Good Girl Complex(Avalon Bay #1)(76)



“See, that sounds dumb as hell.” I shake my head, because I truly don’t get it. Rich people buying status symbols to impress other rich people who bought the same status symbols to impress them. A vicious cycle of waste and pretension. “Hundreds of thousands of dollars to a university just for looks? Fuck that noise.”

“I didn’t even want to go to Garnet—it was the only way they’d support my gap year so I could have the time to build my apps and expand the business. But since I got here, all I’ve been thinking about is tackling a new challenge, finding a new business venture that excites me as much as my websites did when I was first launching them.”

“Well, you know what I think? Do you, and to hell what everyone else thinks.”

“Easier said than done,” she says with that familiar tone of trepidation.

Daisy brings us a small hermit crab hiding in its shell, which Mac takes and sets back in the sand before finding another stick to throw instead.

“Yeah, so what?” Where she’s concerned, her parents have always been a daunting obstacle to realizing what she really wants out of life. For someone with every advantage, that’s bullshit. She’s stronger than that. “If you want it bad enough, fight for it. Take the bruises. What’s the worst they can do, cut you off? If you’re honest with them about how much this all means to you and they still don’t support your dreams, how much are you really going to miss them?”

She lets out a soft sigh. “Honestly, sometimes I wonder if they love me at all. Most of the time, I’m a prop or a piece on a board in their larger game of strategy. I’m plastic to them.”

“I could bore the hell out of you with crappy family stories,” I tell her. “So I get that. It’s not the same, but trust me, I get feeling alone and unloved. Always trying to fill that void with something, anything else. I can almost forgive my dad for being a mean bastard, you know? He had an addiction. It turned everything he touched to shit. Eventually killed him. I wasn’t even that sad about it, except then all we had left was our mom. For a while, anyway, but then she split too. The two of them couldn’t get away from us fast enough.” My throat closes up. “I’ve spent so much time scared that I’ll turn into one of them. Afraid no matter what I do, I’m fighting against the current and I’ll end up dead or a deadbeat.”

Fuck.

I’ve never said those words out loud before.

It’s terrifying how much Mac brings out of me. How much I want her to know me. It’s terrifying how I don’t feel in control of my heart that’s racing to catch her. To keep her. Worried that at any moment she might come to her senses and ditch my ass.
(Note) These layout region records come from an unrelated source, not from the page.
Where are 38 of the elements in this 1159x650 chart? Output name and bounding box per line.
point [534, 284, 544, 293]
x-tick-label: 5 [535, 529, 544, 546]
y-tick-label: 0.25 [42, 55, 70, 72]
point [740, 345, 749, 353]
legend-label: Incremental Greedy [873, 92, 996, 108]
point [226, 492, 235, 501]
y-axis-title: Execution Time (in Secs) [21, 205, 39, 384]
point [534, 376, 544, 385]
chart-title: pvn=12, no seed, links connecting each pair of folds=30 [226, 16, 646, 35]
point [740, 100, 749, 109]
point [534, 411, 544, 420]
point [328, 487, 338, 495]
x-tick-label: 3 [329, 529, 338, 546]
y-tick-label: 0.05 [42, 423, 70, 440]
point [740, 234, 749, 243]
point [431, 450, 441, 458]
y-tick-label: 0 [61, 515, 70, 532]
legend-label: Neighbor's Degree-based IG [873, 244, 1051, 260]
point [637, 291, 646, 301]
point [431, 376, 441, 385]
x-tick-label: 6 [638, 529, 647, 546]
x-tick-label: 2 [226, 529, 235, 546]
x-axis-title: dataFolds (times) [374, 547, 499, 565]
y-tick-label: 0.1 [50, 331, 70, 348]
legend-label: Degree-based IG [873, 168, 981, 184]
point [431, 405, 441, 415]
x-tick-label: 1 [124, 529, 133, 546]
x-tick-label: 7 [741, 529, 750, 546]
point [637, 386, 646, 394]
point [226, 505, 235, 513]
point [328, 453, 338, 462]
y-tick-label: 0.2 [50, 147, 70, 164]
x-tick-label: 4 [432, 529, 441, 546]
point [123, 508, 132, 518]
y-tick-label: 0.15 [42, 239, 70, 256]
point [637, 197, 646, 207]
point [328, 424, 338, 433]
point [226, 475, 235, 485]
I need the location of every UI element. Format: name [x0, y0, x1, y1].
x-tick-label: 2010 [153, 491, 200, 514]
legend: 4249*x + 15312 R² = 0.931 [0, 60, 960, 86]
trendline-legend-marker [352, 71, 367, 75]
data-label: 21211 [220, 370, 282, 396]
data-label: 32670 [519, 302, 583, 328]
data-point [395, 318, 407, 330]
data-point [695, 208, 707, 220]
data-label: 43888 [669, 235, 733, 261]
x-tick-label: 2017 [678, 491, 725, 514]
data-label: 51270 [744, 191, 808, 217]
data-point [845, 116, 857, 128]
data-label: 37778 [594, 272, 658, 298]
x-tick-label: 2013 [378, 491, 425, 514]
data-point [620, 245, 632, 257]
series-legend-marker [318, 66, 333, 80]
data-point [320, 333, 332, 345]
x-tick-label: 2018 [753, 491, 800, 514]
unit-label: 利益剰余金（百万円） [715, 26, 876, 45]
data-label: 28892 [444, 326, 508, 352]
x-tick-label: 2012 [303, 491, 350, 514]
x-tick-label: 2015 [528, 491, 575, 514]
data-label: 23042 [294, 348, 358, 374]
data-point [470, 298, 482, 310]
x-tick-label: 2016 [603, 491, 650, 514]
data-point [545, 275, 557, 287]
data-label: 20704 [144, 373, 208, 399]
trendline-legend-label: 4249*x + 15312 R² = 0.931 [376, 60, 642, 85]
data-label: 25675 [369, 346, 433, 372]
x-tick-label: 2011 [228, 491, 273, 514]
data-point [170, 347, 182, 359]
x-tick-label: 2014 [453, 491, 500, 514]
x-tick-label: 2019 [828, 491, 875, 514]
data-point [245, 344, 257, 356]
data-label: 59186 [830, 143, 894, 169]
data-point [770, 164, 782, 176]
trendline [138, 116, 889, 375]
“Hey.” Then she takes my hand, and all I can think is that I’d stand in traffic for this girl. “Let’s make a pact: We won’t let each other become our parents. The buddy system never fails.”

“Deal.” It’s so corny I half manage a laugh. “Seriously, though. Don’t waste this moment. If your heart’s telling you to follow something—go for it. Don’t let anyone hold you back, because life is too damn short. Build your empire. Slay dragons.”

“You should put that on a T-shirt.”

Daisy comes back, curling around Mac’s feet. Guess she finally ran herself ragged. I put her on the leash as Mac and I sit in the sand. A comfortable silence falls between us. I don’t understand how she manages to instill equal parts chaos and peace inside me. When we’re arguing, sometimes I want to throttle her. She drives me mad. She does crazy shit like climbing metal ladders during lightning storms. And then suddenly we have moments like this, where we’re sitting side by side, quiet, lost in our own thoughts yet completely in tune. Connected. I don’t know what it means. Why we can yell at each other one second, and be totally at peace the next. Maybe it just means we’re both nuts.

Or maybe it means I’m falling for her.





CHAPTER THIRTY


MACKENZIE

A few days after my hotel inspection, I meet up with Steph and Alana at a sandwich shop in town. Seems strange that a couple of weeks ago we were barely on speaking terms, and now we chat almost every day. It started when Steph looped me into a group text with Alana to share some pictures of Evan on their roof fixing the hole from the storm. His jeans had ridden down, revealing half his ass, and she’d captioned the pics with: Someone’s doing a half-ass job. Then Alana shared a funny screenshot from BoyfriendFails, and—although I was worried it might sound like a brag or serve as another glaring allusion to the topic of money—I confessed to the girls that I’m the one who created those sites. Luckily, it only made them like me more.

“Settle something for us,” Alana says, gesturing across the table with a pickle spear. “True or false—Cooper has his dick tattooed.”

I almost cough up a french fry. “What?”

“A few years back, there was this story about some chick who got banged on the roof of the police station on Fourth of July weekend,” Steph says beside me. “And there was a picture going around of a dude with a tattoo on his dick, but we never nailed down who it was.”

“You didn’t ask Heidi this question?”

The girls stare at me with apprehension.

“What, was I not supposed to know about that?” My tone is glib. I’d thought it was obvious those two had been hooking up at some point in the recent past.